If you’re reading wired.com, you almost certainly know the right way to sign in to a social site like Facebook, Twitter, or Pinterest. But there’s a chance your friends and relatives are doing it all wrong, and playing into the hands of illicit businesses in the process.
The right way to sign into one of these sites is to click on a bookmark or to simply type a web address into your browser. But people who are feeling lazy, or who are inexperienced with bookmarks or entering URLs, will often just search for terms like “Twitter login” or “Pinterest sign in” to get where they want to go. Some 151 million people search for the term “Facebook login” on Google each month, according to Google's advertising database.
Scammers then buy keywords or create websites to show up in these login searches, and redirect unwitting social media users to their own pages. So rather than heading to Facebook as you expected, you land on an ugly collection of text and blinking ads. Once captured, users are encouraged to click on advertisements or to install a browser toolbar that will change their default search engine. The owner of the illicit website earns a commission on each ad click and on search toolbar queries.
One scam site even created a “Pinterest desktop app” (click through at your own peril) promoted in a way that implies it comes from the so-named image-collection network, reports BrandVerity, which specializes in spotting such cons. The app installer prompts the user to also install the AOL Toolbar, DefaultTab Search Toolbar, GetSavin toolbar, Norton Security Scan Toolbar, which will pop up ads on your computer.
And of course the ultimate nightmare scenario is a fake login site run by criminal hackers who trick you into handing over your sign in credentials so they can make a far more serious cash grab.
Generally speaking, tech savvy users aren’t going to be fooled by these trickster sign-in sites. For one thing, such users tend to use Google, which does a very good job of screening out log-in page impersonators. BrandVerity’s survey found the scams are concentrated on results pages at AOL, Ask and, to a lesser extent, Bing and Google Mobile. You can also find some misleading ads on Yahoo. These are search engines you’ll tend to use only if you don’t know how to change the defaults on your computer. Even if you’ve seen the fake login page and clicked, the scam sites have to further dupe you into thinking that clicking on an ad link or installing a browser toolbar will somehow get you to a social sign-in page. You’ve basically got to be a sucker for spyware and malware to fall for one of these scams. Sadly, there are plenty such suckers out there.

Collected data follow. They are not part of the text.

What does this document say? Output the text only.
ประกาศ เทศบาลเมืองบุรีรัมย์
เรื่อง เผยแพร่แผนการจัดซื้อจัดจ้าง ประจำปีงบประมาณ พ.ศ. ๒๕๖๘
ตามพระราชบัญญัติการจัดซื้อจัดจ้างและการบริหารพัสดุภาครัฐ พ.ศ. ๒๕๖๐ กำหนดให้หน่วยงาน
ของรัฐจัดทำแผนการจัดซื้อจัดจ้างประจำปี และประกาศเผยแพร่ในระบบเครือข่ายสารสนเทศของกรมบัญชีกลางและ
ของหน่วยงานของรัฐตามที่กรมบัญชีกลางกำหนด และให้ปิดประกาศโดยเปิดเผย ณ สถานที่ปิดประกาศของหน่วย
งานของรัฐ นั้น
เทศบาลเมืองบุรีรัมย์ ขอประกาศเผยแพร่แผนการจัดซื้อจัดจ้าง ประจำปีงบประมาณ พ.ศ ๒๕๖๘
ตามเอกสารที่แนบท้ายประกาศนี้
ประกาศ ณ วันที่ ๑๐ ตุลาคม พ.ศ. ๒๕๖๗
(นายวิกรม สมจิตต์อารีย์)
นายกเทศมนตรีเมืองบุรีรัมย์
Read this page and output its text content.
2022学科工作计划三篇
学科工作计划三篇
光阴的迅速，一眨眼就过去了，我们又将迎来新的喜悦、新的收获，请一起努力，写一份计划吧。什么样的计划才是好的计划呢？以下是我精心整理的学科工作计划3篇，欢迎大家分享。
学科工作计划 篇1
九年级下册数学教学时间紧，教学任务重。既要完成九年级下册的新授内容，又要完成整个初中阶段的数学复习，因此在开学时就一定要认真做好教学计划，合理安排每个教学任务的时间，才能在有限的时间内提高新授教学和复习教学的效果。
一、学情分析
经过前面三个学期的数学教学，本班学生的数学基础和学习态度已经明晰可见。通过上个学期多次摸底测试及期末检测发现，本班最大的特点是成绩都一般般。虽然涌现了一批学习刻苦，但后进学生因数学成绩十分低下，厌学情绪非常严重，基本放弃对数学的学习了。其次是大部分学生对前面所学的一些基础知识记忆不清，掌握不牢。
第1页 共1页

For scammers, the financial stakes here seem to be quite low; a few pennies of advertising revenue or toolbar commissions here and there. But as the log-in cons get more sophisticated, there’s a risk to the social sites that are being impersonated.
“By luring in users and pretending to be the actual brand, [scammers] can lead those users to attribute their negative experiences (frustrating toolbars, ad-filled landing pages, etc.) to the real brand,” BrandVerity writes. “Not only does that weaken the brand, it can easily result in some user fatigue and attrition.”